Conference is now cancelled
Spatial data on steroids: The Million Deaths Study
Patrick E Brown (Department of Statistical Sciences, University of Toronto)
When I was learning Spatial Statistics from Peter 25 years ago, spatial data as rich and extensive as the Million Deaths Study (MDS) didn't exist. This large health survey from India has one million data points from 12,000 spatial locations spanning 14 years, with a cause of death, date of birth and death, smoking status, sex, drinking, and vegetarianism for each observation. The problem of 'not enough information in the data' was often the main impediment to getting publishable results during the early days of Model-Based Geostatistics, and data as extensive as the MDS might be expected to be the solution to all of a Spatial Statistician's problems. There is, unfortunately, no free lunch.
This talk will explore the complications and difficulties which are faced when using the Generalized Linear Geostatistical Model with the MDS data, focusing on the effect on mortality of satellite-derived air quality data.
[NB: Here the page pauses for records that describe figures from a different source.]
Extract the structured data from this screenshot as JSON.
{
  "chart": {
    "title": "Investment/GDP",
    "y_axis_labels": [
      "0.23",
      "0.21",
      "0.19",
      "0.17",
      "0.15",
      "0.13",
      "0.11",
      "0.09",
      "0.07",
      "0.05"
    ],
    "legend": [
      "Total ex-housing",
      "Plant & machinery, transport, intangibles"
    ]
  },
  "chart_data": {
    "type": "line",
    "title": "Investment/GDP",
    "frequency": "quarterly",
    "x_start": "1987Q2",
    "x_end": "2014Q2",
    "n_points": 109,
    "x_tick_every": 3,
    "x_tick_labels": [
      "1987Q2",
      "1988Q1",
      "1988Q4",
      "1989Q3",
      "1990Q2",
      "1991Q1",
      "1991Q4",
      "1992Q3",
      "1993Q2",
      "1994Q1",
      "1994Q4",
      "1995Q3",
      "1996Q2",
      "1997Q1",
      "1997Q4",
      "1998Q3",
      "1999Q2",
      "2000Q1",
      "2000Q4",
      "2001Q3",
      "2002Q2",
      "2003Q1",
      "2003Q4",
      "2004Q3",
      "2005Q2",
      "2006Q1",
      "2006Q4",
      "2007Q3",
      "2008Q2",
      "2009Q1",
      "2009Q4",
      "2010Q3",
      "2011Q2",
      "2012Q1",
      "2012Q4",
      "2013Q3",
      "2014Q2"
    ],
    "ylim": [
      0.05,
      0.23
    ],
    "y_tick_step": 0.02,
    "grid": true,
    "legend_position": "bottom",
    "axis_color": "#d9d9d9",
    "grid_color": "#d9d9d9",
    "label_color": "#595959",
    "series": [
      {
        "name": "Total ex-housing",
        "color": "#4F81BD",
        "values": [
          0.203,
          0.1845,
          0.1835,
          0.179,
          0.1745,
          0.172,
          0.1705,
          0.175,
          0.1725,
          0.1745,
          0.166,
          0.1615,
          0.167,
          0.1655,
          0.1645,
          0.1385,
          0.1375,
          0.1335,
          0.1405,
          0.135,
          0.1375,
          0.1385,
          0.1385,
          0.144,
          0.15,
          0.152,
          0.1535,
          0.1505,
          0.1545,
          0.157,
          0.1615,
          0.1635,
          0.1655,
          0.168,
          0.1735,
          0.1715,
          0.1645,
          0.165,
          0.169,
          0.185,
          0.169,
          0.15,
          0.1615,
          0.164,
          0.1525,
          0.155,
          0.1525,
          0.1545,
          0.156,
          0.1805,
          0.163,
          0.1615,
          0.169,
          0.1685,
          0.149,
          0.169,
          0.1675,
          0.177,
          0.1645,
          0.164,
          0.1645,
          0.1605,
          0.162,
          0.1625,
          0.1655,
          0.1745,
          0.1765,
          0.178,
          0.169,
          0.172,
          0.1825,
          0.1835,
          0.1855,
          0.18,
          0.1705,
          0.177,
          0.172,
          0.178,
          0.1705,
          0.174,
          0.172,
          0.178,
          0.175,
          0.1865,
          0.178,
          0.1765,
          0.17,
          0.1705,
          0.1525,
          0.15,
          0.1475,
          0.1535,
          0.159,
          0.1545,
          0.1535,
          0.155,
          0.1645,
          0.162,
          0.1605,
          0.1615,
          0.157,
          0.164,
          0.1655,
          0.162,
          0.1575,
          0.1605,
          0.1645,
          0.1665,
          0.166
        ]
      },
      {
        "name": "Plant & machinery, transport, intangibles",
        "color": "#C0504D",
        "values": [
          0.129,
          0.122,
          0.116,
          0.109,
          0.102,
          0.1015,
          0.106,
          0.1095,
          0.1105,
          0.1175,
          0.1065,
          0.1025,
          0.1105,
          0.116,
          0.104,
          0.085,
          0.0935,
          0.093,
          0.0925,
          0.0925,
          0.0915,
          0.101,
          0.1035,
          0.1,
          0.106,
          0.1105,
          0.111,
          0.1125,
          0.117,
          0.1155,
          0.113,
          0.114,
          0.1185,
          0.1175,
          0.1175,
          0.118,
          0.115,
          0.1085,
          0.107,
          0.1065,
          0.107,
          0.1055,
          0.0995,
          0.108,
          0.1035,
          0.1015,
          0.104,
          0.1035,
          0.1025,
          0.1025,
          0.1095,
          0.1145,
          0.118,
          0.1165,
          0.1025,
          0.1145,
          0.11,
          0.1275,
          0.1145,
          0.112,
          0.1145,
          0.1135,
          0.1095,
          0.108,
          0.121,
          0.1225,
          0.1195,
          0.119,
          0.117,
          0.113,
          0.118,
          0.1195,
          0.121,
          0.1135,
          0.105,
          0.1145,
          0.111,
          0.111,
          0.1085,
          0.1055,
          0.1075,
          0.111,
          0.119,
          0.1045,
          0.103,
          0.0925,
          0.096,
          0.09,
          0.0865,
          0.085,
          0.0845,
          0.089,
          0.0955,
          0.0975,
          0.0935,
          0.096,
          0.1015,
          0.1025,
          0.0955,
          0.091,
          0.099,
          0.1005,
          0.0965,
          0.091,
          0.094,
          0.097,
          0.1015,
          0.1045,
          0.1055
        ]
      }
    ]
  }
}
The reasons why more data is not the panacea one might expect will be discussed. Possible methods for accommodating uncertainty in the denominator, unmeasured confounding, and potential spatial variation in the effect sizes will be described. More data brings a desire (or an imperative?) to answer more complex questions, and the talk will conclude with possible directions for Spatial Statistics in the big data world.